研究課題/領域番号 |
19K06519
|
研究機関 | 国立研究開発法人産業技術総合研究所 |
研究代表者 |
中村 彰良 国立研究開発法人産業技術総合研究所, 生命工学領域, 研究員 (10583891)
|
研究期間 (年度) |
2019-04-01 – 2022-03-31
|
キーワード | X線結晶構造解析 / tRNA修飾 / アミノアシルtRNA合成酵素 / DNA/RNAポリメラーゼ / 鋳型依存伸長反応 / タンパク質 / 核酸 / 逆向き重合 |
研究実績の概要 |
核酸合成を担う酵素は全て5′-3′方向に塩基伸長するというのは長らく定説であったが、逆向きの3′-5′方向へ塩基伸長する酵素Thg1が発見され注目を浴びている。しかし、なぜThg1には逆方向の塩基伸長活性が現存するのか、その生物学的意義の解明には至っていない。最近Thg1がtRNA以外の多様なRNAを認識することが示唆されているが、未だ生体内RNAは同定されておらず、Thg1がどのように多様なRNAを認識するか不明である。本研究では、ランダムRNAライブラリーからThg1の基質となりうる新規RNAを探索し、Thg1との複合体の構造解析を行うことで、Thg1のRNA認識における多様性を解明することを目的としている。 2019年度は、Thg1の活性を指標としたin vitro RNAセレクション法を確立し、Thg1が活性を示す新規RNAの取得に成功した。得られた新規RNAはサイズおよび予測される2次構造からも、これまで基質RNAとして報告されているtRNAとは全く異なっており、Thg1の新たなRNA認識機構による相互作用が期待される。

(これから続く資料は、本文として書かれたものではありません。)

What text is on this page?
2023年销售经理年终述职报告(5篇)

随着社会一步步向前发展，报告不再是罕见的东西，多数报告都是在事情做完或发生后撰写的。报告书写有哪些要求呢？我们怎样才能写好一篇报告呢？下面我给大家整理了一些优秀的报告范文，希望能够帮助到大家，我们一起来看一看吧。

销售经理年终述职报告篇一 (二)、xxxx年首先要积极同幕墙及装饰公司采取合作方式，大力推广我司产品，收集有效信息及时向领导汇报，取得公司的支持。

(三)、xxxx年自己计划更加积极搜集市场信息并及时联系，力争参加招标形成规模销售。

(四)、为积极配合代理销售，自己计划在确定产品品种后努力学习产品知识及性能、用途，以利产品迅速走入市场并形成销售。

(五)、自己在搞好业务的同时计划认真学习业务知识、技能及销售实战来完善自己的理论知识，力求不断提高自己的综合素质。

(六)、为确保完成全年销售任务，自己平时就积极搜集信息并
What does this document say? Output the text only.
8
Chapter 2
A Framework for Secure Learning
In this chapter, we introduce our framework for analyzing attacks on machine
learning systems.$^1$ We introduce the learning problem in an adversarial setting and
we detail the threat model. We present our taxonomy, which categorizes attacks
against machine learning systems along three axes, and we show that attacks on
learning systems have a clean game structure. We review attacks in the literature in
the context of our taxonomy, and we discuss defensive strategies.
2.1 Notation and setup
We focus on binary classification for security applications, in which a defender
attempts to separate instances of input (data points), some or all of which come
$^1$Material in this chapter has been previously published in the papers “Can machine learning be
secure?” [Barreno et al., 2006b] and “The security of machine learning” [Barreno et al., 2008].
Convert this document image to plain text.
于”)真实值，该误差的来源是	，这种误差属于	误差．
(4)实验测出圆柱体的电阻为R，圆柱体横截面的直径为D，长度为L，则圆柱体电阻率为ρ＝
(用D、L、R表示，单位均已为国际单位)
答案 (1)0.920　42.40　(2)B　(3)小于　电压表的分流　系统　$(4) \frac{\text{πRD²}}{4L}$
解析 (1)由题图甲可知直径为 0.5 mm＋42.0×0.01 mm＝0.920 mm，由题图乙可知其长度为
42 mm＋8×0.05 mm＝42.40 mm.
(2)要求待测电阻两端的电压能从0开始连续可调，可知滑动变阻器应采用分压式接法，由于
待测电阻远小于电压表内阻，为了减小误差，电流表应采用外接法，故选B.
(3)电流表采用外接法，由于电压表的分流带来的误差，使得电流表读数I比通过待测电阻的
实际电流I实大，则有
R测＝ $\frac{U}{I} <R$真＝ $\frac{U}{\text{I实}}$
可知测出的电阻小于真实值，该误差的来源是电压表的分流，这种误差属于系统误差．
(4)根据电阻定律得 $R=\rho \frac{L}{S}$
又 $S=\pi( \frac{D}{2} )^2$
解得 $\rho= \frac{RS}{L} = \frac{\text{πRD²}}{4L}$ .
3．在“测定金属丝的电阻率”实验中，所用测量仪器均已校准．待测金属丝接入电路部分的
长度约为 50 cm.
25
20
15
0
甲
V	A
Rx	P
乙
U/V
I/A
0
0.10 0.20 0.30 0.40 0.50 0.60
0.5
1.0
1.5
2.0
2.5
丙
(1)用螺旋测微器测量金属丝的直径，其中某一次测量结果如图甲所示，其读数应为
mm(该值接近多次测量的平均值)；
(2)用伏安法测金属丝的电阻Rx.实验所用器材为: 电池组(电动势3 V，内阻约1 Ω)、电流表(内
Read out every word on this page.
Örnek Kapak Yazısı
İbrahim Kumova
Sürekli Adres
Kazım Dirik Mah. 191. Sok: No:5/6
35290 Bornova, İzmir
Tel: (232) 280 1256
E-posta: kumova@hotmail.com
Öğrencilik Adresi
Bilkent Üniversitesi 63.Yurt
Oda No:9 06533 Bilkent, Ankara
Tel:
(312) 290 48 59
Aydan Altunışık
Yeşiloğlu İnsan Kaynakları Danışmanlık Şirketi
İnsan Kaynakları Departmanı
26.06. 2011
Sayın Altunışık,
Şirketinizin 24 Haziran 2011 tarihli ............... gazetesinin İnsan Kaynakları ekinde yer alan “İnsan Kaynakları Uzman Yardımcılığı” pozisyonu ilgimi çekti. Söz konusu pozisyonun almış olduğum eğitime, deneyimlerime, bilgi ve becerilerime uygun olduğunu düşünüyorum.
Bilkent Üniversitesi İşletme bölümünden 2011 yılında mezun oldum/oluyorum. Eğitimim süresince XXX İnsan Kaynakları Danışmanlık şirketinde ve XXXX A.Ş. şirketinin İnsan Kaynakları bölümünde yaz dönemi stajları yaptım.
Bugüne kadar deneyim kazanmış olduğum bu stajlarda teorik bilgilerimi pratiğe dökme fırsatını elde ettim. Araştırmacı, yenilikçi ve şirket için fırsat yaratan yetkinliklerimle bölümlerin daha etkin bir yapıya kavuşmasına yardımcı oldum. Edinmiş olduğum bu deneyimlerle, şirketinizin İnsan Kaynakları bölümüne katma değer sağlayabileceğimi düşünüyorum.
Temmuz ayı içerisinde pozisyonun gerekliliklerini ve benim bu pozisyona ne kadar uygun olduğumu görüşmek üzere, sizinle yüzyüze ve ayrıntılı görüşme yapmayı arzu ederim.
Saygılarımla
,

さらに、大量良性したヒトThg1と新規RNAが複合体を形成することをゲルろ過分析により明らかにした。現在、相互作用の詳細を解析中である。 加えて本年度は、ヒトThg1のtRNAHis成熟におけるヌクレオチド認識機構を解析し、これまで研究されてきた真菌由来Thg1とは異なるヌクレオチド認識機構が示唆された。本成果は学会発表を行い、現在論文投稿準備中である。
|
現在までの達成度 (区分) |
現在までの達成度 (区分)
2: おおむね順調に進展している
理由
本年度はin vitro RNAスクリーニングにより新規RNAの取得に成功した。さらに、ヒトThg1および新規RNAの大量調製系を確立し両者が複合体を形成することを明らかにした。加えて、ヒトThg1の機能解析から新たなヌクレオチド認識機構の解明にも成功しており、RNA認識だけでなくヌクレオチド認識の知見も加えることで、Thg1の逆方向塩基伸長活性の生物学的意義のより深い洞察が可能となった。
|
今後の研究の推進方策 |
今後は、確立した大量調製系にてヒトThg1-新規RNA複合体を大量調製し、X線結晶構造解析に向け結晶化条件の探索を進めるのに加え、複合体のX線小角散乱測定を検討する。加えて、取得した新規RNAに関しても、2次構造や重要配列の同定を目指し解析を進める。
|
次年度使用額が生じた理由 |
今年度はヒトThg1の機能解析も同時に進めており、ヒトThg1-新規RNA複合体の結晶化条件の探索は次年度から開始することになったため差額が生じた。次年度に結晶化に必要な消耗品等を購入する予定である。